Cooper was overwhelmed by a sudden flash of memory. A bathroom stall, white porcelain stained crimson. His eyes blackened, nose broken, two fingers snapped, spleen ruptured. Twelve years old, back in California, one of his father’s military postings. A bully and his posse standing above.
The worst angle in the world: prone, prey, broken, looking up at others looking down and laughing. Slowly, he nodded. “You’ve been very helpful.”
“Hey, anything. Hope you find the freak.”
Cooper let them take a step toward the hall before he said, “By the way, I lied.”
“Huh?”
“We’re not all normals.” He rolled his shoulders and shook out his hands. “The three of you humiliated and beat the shit out of one brilliant. Let’s see if you can do it again.”
Cooper let that sink in, then turned to Ethan. “Doc, do me a favor, would you?” He smiled. “Shut the door.”
. . . and we’re back, I don’t have to hope you stayed with us, I know you did, because here is where you find the truth. Not the liberal drivel the No-News Networks pass off, but the straight dope. Hundred-and-fifty-proof truth, uncut and uncolored, a coast-to-coast broadcast of nothing but the good stuff. Get ready to drink deep, because El Swifto is fired up this morning.
It’s been two weeks since the tragic events of December 1st, when enemies rose up in the heart
of our nation and used our own weapons against us.
And in response, America has done . . . diddly squat is what we’ve done, my friends, and that’s just the polite term I’m using, because the one I have in mind is not radio friendly.
This country was founded by men who acted. Men of vision and strength who faced everything thrown at them head-on. That’s the America I love. And in that America, we would already have rained death on Wyoming. We would have glassed the New Canaan Holdfast and mounted Erik Epstein’s head on a spike. We would have blasted the whole collection of cowards and deviants back to the Stone Age.
But instead our politicians wring their hands and talk, and talk, and talk. A bunch of bureaucrats, that’s what we’ve got instead of a government. Not leaders, not commanders, not world builders. Frightened little boys and girls without the stones to act.

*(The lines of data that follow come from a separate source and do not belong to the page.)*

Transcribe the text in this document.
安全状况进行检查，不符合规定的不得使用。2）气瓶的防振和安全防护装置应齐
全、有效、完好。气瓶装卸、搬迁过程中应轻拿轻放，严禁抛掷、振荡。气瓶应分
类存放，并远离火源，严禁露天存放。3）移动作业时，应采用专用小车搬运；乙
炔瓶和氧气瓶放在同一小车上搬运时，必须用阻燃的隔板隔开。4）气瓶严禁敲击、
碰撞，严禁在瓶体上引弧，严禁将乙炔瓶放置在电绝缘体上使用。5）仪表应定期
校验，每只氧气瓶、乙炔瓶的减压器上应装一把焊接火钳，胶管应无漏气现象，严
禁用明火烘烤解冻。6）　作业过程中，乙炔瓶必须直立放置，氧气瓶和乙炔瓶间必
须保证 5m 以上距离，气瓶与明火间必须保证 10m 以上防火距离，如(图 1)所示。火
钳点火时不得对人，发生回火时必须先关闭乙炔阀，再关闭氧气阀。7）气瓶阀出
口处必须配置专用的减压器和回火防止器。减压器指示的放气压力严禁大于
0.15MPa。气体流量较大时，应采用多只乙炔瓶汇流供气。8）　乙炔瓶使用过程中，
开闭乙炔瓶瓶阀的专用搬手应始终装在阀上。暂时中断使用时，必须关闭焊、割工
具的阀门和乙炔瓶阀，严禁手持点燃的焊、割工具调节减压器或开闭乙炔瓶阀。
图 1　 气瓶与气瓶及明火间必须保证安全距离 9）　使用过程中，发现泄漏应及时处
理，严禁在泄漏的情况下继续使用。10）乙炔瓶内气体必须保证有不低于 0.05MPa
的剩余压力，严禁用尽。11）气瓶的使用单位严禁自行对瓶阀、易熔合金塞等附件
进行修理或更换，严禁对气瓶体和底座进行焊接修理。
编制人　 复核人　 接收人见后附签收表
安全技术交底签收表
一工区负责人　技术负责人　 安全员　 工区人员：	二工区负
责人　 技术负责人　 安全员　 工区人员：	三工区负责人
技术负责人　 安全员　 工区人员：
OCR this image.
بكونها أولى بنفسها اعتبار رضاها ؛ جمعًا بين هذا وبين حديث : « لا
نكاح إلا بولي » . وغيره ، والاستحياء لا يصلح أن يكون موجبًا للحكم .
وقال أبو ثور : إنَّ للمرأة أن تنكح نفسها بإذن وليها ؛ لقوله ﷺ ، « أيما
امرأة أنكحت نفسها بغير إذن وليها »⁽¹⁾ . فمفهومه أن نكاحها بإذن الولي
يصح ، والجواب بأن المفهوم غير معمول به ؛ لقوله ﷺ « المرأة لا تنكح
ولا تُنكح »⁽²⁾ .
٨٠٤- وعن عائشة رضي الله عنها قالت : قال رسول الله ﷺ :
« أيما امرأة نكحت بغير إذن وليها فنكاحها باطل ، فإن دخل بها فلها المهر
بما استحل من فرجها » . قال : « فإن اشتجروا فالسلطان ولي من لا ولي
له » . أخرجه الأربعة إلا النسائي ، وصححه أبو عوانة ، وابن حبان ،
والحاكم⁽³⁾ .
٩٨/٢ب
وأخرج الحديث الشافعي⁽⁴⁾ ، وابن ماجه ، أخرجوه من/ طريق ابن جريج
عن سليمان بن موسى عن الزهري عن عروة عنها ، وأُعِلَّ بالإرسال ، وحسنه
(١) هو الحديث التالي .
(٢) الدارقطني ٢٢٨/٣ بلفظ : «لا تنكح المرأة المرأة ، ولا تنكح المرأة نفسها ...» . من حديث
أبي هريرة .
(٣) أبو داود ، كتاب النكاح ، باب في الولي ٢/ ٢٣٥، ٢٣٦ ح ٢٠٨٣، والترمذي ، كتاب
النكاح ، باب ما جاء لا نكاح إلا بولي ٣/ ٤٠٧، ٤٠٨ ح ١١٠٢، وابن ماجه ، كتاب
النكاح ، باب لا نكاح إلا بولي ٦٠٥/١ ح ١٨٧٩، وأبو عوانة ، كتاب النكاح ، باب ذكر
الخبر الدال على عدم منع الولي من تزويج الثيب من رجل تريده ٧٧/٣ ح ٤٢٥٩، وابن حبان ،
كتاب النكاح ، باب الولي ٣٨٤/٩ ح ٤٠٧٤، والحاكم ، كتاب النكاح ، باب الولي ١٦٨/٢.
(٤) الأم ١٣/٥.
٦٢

This is America today, my friends. This is the American Nightmare.
Let’s go to the phones. Dave from Flint, it’s great to have you on the program.
“Swift, sir, it’s an absolute pleasure. Thank you for telling it how it is.”
Just doing my duty, Dave.
“What I want to know is, what can regular people do? I agree with everything you’re saying, I’m ready to do something about the abnorm situation, but I don’t know what.”

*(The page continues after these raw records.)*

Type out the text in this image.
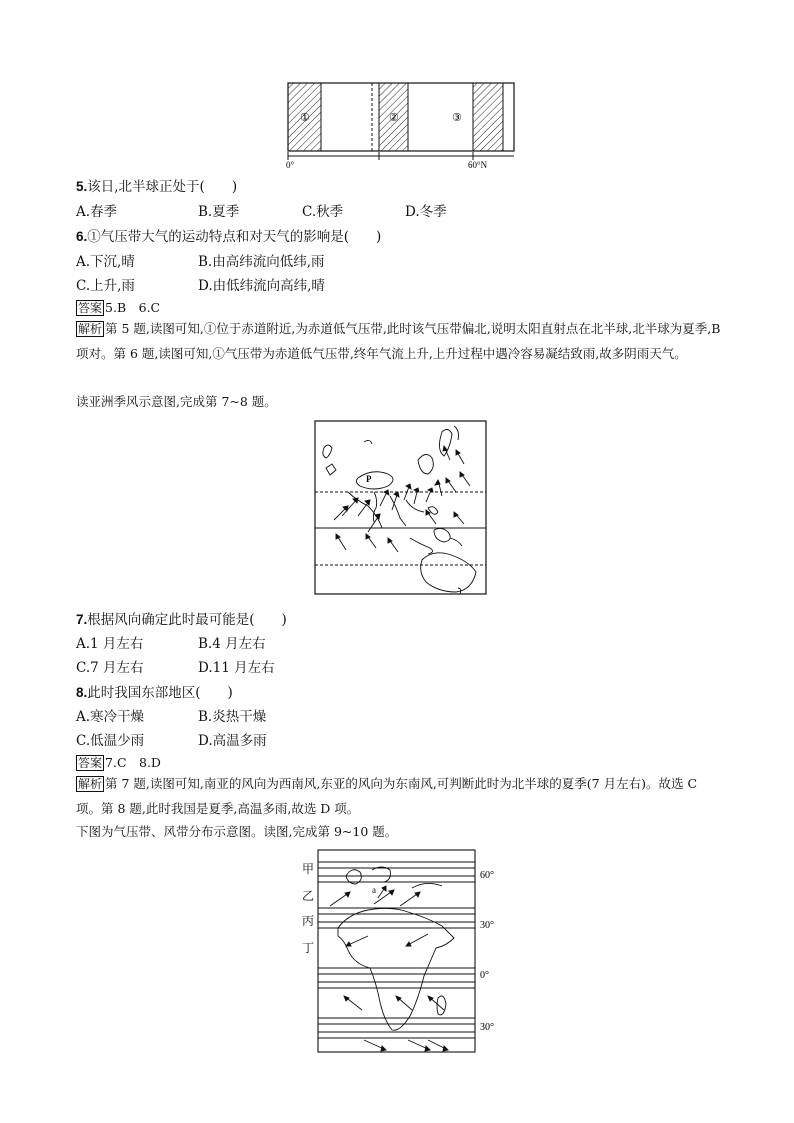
①	②	③
0°	60°N
5.该日,北半球正处于(　　)
A.春季	B.夏季	C.秋季	D.冬季
6.①气压带大气的运动特点和对天气的影响是(　　)
A.下沉,晴	B.由高纬流向低纬,雨
C.上升,雨	D.由低纬流向高纬,晴
答案 5.B　6.C
解析 第 5 题,读图可知,①位于赤道附近,为赤道低气压带,此时该气压带偏北,说明太阳直射点在北半球,北半球为夏季,B 项对。第 6 题,读图可知,①气压带为赤道低气压带,终年气流上升,上升过程中遇冷容易凝结致雨,故多阴雨天气。
读亚洲季风示意图,完成第 7~8 题。
P
7.根据风向确定此时最可能是(　　)
A.1 月左右	B.4 月左右
C.7 月左右	D.11 月左右
8.此时我国东部地区(　　)
A.寒冷干燥	B.炎热干燥
C.低温少雨	D.高温多雨
答案 7.C　8.D
解析 第 7 题,读图可知,南亚的风向为西南风,东亚的风向为东南风,可判断此时为北半球的夏季(7 月左右)。故选 C 项。第 8 题,此时我国是夏季,高温多雨,故选 D 项。
下图为气压带、风带分布示意图。读图,完成第 9~10 题。
甲
乙
丙
丁
a
60°
30°
0°
30°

Well, let me be clear here. The leftist media likes to accuse me of racism. They call me intolerant, a fearmonger. They fling similar insults at any patriot who dares stand up.

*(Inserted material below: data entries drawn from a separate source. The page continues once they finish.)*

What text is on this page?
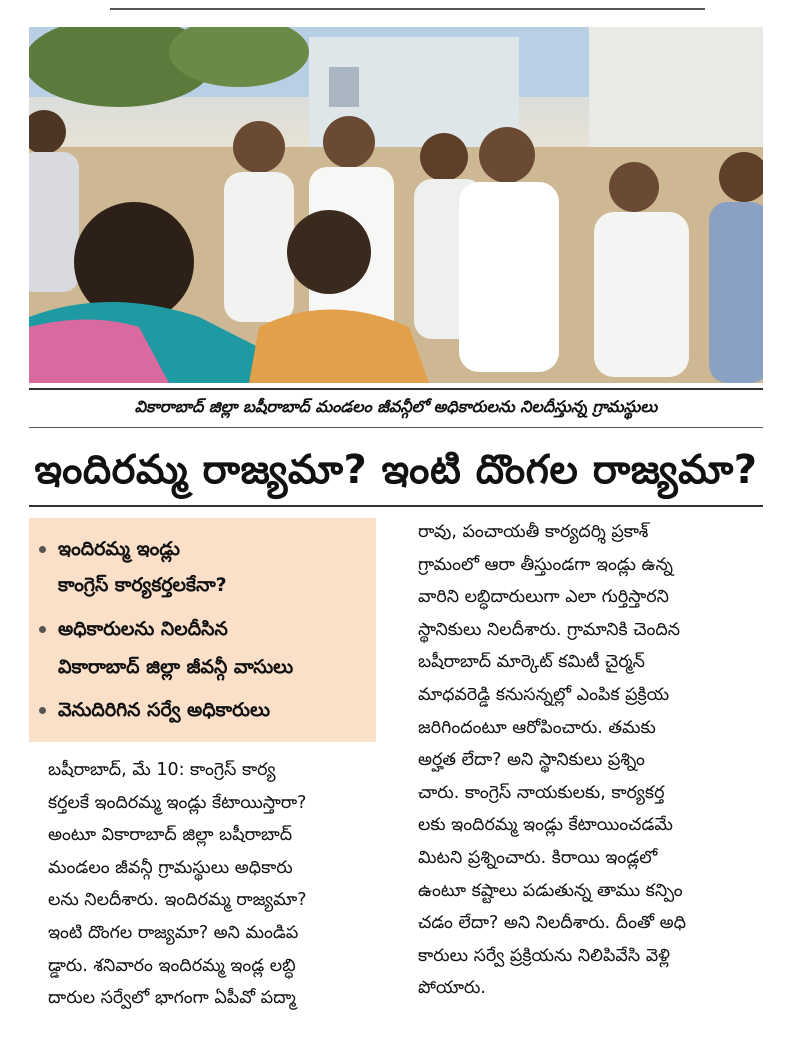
వికారాబాద్ జిల్లా బషీరాబాద్ మండలం జీవన్గీలో అధికారులను నిలదీస్తున్న గ్రామస్థులు
ఇందిరమ్మ రాజ్యమా? ఇంటి దొంగల రాజ్యమా?
ఇందిరమ్మ ఇండ్లు
కాంగ్రెస్ కార్యకర్తలకేనా?
అధికారులను నిలదీసిన
వికారాబాద్ జిల్లా జీవన్గీ వాసులు
వెనుదిరిగిన సర్వే అధికారులు
బషీరాబాద్, మే 10: కాంగ్రెస్ కార్య
కర్తలకే ఇందిరమ్మ ఇండ్లు కేటాయిస్తారా?
అంటూ వికారాబాద్ జిల్లా బషీరాబాద్
మండలం జీవన్గీ గ్రామస్థులు అధికారు
లను నిలదీశారు. ఇందిరమ్మ రాజ్యమా?
ఇంటి దొంగల రాజ్యమా? అని మండిప
డ్డారు. శనివారం ఇందిరమ్మ ఇండ్ల లబ్ధి
దారుల సర్వేలో భాగంగా ఏపీవో పద్మా
రావు, పంచాయతీ కార్యదర్శి ప్రకాశ్
గ్రామంలో ఆరా తీస్తుండగా ఇండ్లు ఉన్న
వారిని లబ్ధిదారులుగా ఎలా గుర్తిస్తారని
స్థానికులు నిలదీశారు. గ్రామానికి చెందిన
బషీరాబాద్ మార్కెట్ కమిటీ చైర్మన్
మాధవరెడ్డి కనుసన్నల్లో ఎంపిక ప్రక్రియ
జరిగిందంటూ ఆరోపించారు. తమకు
అర్హత లేదా? అని స్థానికులు ప్రశ్నిం
చారు. కాంగ్రెస్ నాయకులకు, కార్యకర్త
లకు ఇందిరమ్మ ఇండ్లు కేటాయించడమే
మిటని ప్రశ్నించారు. కిరాయి ఇండ్లలో
ఉంటూ కష్టాలు పడుతున్న తాము కన్పిం
చడం లేదా? అని నిలదీశారు. దీంతో అధి
కారులు సర్వే ప్రక్రియను నిలిపివేసి వెళ్లి
పోయారు.
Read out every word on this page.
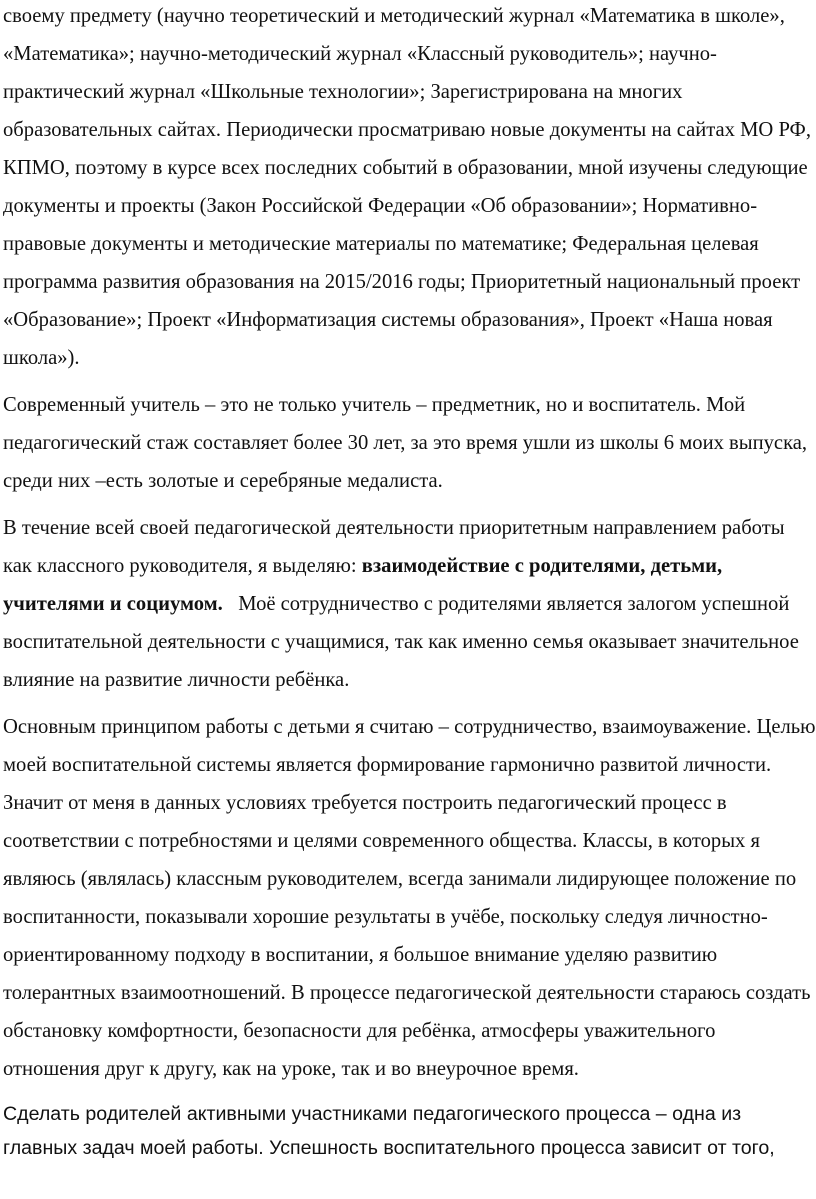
своему предмету (научно теоретический и методический журнал «Математика в школе», «Математика»; научно-методический журнал «Классный руководитель»; научно-практический журнал «Школьные технологии»; Зарегистрирована на многих образовательных сайтах. Периодически просматриваю новые документы на сайтах МО РФ, КПМО, поэтому в курсе всех последних событий в образовании, мной изучены следующие документы и проекты (Закон Российской Федерации «Об образовании»; Нормативно-правовые документы и методические материалы по математике; Федеральная целевая программа развития образования на 2015/2016 годы; Приоритетный национальный проект «Образование»; Проект «Информатизация системы образования», Проект «Наша новая школа»).

Современный учитель – это не только учитель – предметник, но и воспитатель. Мой педагогический стаж составляет более 30 лет, за это время ушли из школы 6 моих выпуска, среди них –есть золотые и серебряные медалиста.

В течение всей своей педагогической деятельности приоритетным направлением работы как классного руководителя, я выделяю: взаимодействие с родителями, детьми, учителями и социумом.   Моё сотрудничество с родителями является залогом успешной воспитательной деятельности с учащимися, так как именно семья оказывает значительное влияние на развитие личности ребёнка.

Основным принципом работы с детьми я считаю – сотрудничество, взаимоуважение. Целью моей воспитательной системы является формирование гармонично развитой личности. Значит от меня в данных условиях требуется построить педагогический процесс в соответствии с потребностями и целями современного общества. Классы, в которых я являюсь (являлась) классным руководителем, всегда занимали лидирующее положение по воспитанности, показывали хорошие результаты в учёбе, поскольку следуя личностно-ориентированному подходу в воспитании, я большое внимание уделяю развитию толерантных взаимоотношений. В процессе педагогической деятельности стараюсь создать обстановку комфортности, безопасности для ребёнка, атмосферы уважительного отношения друг к другу, как на уроке, так и во внеурочное время.

Сделать родителей активными участниками педагогического процесса – одна из главных задач моей работы. Успешность воспитательного процесса зависит от того,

But they can’t stop me from telling the truth, and the truth is that the New Canaan Holdfast in Wyoming—which slaughtered our soldiers, assassinated our president, and destroyed the seat of our government—is an abnorm group. Founded by abnorms, financed by abnorms, ruled by abnorms.
The Children of Darwin—who starved three cities and burned one to the ground—are an abnorm group.